One job, in particular, loomed before him. The surface of the mound of frozen muck in the barn showed the scars of the battle. It was now pocked with holes, places where he had been able to find a weakness, a place with air or dry straw underneath that had allowed him to break out a chunk. Each time a piece went «pop» and came lose, he was sure that he had at last found a way into the formidable tomb of ice, but each time had been a false hope. Chipping away with the scoop shovel was slow going, but Oba was not a quitter.
The worry had come to him that perhaps a man of his importance should not be wasting his time on such menial labor. Frozen manure hardly seemed the province of a man who was in all likelihood something akin to a prince. At the least, he now knew he was an important man. A man with Rahl blood in his veins. A direct descendant-the son-of the man who had ruled D'Hara, Darken Rahl. There probably wasn't a single person who had not heard of Darken Rahl. Oba's father.

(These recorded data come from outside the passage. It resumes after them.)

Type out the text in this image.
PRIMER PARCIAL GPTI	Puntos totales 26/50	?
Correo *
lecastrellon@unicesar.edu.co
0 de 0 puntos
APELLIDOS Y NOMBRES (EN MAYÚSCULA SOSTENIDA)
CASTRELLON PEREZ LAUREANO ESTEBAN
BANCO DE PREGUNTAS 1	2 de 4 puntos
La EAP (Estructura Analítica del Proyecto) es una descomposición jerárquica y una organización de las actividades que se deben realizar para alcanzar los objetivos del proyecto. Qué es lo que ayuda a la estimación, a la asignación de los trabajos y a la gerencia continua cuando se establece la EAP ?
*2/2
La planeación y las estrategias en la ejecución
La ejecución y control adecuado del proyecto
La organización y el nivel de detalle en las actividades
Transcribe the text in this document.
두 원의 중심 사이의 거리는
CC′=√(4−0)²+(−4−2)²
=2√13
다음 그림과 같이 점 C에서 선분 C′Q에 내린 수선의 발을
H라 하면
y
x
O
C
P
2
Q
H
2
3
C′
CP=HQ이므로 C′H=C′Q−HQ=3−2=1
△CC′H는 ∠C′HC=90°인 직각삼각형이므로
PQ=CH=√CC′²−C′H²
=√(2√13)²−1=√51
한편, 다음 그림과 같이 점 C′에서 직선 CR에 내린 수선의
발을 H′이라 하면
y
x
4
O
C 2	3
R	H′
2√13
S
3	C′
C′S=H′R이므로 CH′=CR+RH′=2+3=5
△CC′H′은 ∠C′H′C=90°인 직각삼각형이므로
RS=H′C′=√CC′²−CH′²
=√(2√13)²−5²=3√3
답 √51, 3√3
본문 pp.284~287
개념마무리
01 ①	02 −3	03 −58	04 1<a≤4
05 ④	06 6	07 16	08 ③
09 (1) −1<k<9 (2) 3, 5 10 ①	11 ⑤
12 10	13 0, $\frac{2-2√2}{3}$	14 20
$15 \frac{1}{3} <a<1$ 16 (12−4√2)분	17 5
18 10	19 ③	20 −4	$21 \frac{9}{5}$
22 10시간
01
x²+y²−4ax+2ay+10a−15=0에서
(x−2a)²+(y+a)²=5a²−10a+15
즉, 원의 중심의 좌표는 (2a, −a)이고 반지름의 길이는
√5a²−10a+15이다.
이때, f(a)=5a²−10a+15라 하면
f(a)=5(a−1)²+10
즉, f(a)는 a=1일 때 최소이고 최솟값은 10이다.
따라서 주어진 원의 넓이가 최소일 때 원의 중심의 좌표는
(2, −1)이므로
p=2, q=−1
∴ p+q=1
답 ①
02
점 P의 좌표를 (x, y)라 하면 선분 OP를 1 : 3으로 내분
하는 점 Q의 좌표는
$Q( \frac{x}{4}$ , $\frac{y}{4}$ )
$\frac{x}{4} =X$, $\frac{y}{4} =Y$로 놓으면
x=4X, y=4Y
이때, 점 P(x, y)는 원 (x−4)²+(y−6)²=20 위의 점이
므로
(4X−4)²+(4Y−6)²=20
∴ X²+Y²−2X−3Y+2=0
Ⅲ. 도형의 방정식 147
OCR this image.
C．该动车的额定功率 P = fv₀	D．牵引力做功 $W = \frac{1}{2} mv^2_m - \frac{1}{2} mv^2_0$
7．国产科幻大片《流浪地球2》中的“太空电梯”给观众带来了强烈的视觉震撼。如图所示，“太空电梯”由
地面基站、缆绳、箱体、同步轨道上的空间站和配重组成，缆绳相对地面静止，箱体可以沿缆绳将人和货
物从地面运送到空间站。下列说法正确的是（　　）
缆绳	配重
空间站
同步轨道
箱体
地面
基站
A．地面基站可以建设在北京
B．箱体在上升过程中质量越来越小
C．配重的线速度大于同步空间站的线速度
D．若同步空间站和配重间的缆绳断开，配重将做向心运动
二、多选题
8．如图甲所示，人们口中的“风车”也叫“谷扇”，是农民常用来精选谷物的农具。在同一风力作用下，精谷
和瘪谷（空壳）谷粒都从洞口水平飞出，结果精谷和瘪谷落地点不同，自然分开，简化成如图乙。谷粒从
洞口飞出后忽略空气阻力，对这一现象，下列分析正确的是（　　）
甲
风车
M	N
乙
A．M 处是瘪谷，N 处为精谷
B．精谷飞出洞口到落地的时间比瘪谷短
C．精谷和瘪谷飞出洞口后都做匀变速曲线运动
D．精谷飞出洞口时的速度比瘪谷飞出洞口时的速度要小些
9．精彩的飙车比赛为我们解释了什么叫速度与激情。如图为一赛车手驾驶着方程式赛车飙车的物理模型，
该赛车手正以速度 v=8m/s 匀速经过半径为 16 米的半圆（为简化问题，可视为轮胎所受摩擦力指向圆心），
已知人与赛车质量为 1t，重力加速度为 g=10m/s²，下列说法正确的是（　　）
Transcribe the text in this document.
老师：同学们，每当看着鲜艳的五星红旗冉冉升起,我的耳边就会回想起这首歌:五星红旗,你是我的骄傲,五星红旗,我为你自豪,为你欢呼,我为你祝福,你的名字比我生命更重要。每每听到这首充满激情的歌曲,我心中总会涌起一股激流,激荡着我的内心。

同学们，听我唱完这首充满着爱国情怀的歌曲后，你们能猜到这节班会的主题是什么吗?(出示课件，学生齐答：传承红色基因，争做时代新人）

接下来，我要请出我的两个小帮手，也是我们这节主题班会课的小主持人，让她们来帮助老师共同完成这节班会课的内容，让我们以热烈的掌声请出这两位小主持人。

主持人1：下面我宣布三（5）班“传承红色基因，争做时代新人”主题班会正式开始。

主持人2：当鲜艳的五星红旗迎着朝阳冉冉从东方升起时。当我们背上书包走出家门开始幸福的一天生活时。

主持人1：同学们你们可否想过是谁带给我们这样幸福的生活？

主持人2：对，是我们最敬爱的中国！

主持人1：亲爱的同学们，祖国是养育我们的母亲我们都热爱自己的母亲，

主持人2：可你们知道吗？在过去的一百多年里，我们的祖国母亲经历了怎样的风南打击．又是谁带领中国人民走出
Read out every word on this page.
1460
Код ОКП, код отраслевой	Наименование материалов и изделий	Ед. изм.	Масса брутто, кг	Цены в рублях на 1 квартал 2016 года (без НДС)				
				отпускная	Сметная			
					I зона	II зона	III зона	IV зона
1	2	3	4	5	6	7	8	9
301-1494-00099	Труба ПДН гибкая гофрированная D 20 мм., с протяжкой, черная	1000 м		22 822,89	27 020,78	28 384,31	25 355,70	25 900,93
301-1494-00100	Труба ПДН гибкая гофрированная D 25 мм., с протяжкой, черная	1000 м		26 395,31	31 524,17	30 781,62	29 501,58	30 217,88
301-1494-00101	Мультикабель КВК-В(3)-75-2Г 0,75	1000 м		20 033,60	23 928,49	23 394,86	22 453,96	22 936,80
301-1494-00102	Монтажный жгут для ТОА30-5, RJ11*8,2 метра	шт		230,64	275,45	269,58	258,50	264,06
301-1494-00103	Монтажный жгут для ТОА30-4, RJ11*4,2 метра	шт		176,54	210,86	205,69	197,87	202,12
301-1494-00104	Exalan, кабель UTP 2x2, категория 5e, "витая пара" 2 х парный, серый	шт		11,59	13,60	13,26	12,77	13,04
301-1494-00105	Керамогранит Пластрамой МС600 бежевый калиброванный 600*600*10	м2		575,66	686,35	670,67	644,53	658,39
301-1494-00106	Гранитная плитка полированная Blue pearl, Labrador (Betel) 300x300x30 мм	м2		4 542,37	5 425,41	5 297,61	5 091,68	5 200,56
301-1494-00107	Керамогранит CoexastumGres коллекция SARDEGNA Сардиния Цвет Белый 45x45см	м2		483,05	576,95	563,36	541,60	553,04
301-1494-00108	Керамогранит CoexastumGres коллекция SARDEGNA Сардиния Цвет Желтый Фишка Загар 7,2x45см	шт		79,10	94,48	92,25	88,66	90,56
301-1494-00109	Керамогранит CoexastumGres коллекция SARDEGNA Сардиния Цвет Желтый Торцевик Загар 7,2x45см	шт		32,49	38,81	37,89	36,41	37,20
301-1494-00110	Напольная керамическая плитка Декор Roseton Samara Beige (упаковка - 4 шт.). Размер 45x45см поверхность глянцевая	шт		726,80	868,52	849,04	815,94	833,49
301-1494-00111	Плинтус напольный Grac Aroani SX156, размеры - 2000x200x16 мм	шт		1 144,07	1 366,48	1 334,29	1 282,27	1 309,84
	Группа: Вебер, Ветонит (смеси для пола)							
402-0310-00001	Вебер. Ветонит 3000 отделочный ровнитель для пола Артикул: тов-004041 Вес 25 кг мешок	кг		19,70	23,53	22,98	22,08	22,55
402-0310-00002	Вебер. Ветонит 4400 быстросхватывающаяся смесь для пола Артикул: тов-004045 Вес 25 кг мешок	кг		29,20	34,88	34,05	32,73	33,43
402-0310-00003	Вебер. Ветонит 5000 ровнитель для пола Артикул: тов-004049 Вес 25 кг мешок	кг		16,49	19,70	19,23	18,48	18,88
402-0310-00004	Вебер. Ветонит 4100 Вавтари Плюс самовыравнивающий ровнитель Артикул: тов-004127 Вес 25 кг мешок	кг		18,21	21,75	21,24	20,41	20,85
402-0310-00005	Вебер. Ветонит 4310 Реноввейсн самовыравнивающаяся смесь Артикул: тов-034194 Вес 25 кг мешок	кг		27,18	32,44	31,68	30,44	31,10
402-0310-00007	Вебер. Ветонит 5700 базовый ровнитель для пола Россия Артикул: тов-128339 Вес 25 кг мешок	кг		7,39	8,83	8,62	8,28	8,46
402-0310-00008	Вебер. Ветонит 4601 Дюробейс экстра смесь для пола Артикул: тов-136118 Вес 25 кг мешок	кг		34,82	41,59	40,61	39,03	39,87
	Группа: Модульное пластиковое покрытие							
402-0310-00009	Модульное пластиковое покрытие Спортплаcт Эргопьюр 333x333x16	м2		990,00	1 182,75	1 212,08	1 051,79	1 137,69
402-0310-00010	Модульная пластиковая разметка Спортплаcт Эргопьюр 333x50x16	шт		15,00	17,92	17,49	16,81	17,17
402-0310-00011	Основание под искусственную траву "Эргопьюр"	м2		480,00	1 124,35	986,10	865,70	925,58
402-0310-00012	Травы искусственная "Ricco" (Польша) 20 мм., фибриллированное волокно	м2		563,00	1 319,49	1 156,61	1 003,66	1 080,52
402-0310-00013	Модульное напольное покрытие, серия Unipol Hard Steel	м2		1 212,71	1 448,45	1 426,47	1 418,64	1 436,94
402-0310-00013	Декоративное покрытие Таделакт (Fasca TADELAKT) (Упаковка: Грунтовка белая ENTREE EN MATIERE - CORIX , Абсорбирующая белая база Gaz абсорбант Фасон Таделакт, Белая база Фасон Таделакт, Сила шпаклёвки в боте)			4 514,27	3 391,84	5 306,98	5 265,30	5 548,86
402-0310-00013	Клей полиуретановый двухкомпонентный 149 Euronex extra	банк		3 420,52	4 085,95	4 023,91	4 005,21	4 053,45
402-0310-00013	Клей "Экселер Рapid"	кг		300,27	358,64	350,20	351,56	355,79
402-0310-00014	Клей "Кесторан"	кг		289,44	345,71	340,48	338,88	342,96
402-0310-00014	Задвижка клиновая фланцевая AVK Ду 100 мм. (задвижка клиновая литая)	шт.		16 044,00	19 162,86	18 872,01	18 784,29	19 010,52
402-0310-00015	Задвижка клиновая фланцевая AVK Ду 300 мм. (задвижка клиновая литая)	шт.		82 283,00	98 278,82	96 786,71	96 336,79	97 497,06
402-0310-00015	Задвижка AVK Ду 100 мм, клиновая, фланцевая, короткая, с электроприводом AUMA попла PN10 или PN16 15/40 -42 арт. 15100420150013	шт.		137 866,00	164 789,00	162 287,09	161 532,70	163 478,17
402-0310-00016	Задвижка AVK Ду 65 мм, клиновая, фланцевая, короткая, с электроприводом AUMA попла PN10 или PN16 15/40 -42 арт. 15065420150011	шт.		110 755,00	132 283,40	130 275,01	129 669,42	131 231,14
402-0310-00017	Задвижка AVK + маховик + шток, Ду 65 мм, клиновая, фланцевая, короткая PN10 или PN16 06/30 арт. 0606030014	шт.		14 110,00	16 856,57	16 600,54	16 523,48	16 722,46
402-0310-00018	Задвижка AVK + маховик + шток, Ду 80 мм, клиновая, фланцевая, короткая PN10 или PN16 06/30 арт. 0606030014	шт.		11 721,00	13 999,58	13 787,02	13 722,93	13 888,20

Sooner or later, he would confront his mother with the truth she had been keeping from him-the truth of the man he really was. He just couldn't figure how to do it without her discovering that Lathea had spilled the news before she spilled her blood.
Winded from a particularly spirited attack on the frozen mound, Oba rested his forearms on the shovel's handle while he caught his breath. Despite the cold, sweat trickled down from his matted blond hair.
"Oba the oaf," said his mother as she strode into the barn. "Standing around, doing nothing, thinking nothing, worth nothing. That's you, isn't it? Oba the oaf T'
She glided to a stop, her mean little mouth all puckered up as she peered down her nose at him.
"Mama. I was just catching my breath." He pointed around at the chips of ice littering the floor, evidence of his strenuous efforts. "I've been working at it, Mama. I have."
She didn't look. She was glaring at him. He waited, knowing she had something more on her mind than the mound of frozen muck. He always knew when she was on a mission to trouble him, to make him feel like the muck he stood in. From the dark crevices and hidey-holes around the barn, the rats watched with their little black rat eyes.
With her critical gaze locked on him, his mother held out a coin. She held it between her thumb and first finger, not simply to convey the coin itself, but its importance.
Oba was a little bewildered. Lathea was dead. There was no other sorceress anywhere close, none that he knew of, anyway, who could provide his mother's medicine-or his cure. He obediently turned his palm up, anyway.
"Look at it," she commanded, dropping the coin into his hand.
Oba held it out to the light of the doorway, scrutinizing it with care. He knew she expected him to find something-what, he didn't know. He turned it over as he cautiously stole a glance at her. He carefully inspected the other side, but still saw nothing out of the ordinary.
"Yes, Mama?"
"Notice anything unusual about it, Oba?"
"No, Mama."
"It doesn't have a scratch along the edge."
Oba puzzled that over for a moment, then looked again at the coin, this time carefully inspecting the edge.
"No, Mama."
"That's the coin you gave back to me."
Oba nodded, having no reason to doubt her. "Yes, Mama. The coin you gave me for Lathea. But I told you, Lathea died in the fire, so I couldn't buy your medicine. That's why I gave you your coin back."
Her hot glare was murderous, but her voice was arrestingly cool and collected. "It isn't the same coin, Oba.
Oba grinned. "Sure it is, Mama."
"The coin I gave you had a mark on the edge. A mark I put there."
Oba's grin withered as his mind raced. He tried to think of what to say-what he could say-that she would believe. He couldn't contend that he put the coin in a pocket and then pulled out a different coin when he gave it back to her, because he never had any money of his own. She knew very well that he didn't have any money; she wouldn't allow it. She thought he was no good, and that he might waste it.
But he had money, now. He had all the money from Lathea-a fortune. He remembered hurriedly gathering up all the coins that had spilled from Lathea's pocket, including the coin he'd only just given her. When he later set aside a coin to return to his mother, he hadn't known that she had marked the one she'd given him. Oba had the bad luck of returning a different coin than the one she had originally given him.
"But, Mama… are you sure? Maybe you only thought you marked the coin. Maybe you forgot."
She slowly shook her head. "No. I marked it so that if you spent it on drinking or on women I would know because I could go look for it if I had to, and see what you had done."
The conniving bitch. She didn't even trust her own son. What kind of mother was she, anyway?
What proof did she have other than a missing, tiny scratch on the edge of a coin? None. The woman was a lunatic.
"But, Mama, you must be wrong. I don't have any money-you know I don't. Where would I get a different coin?"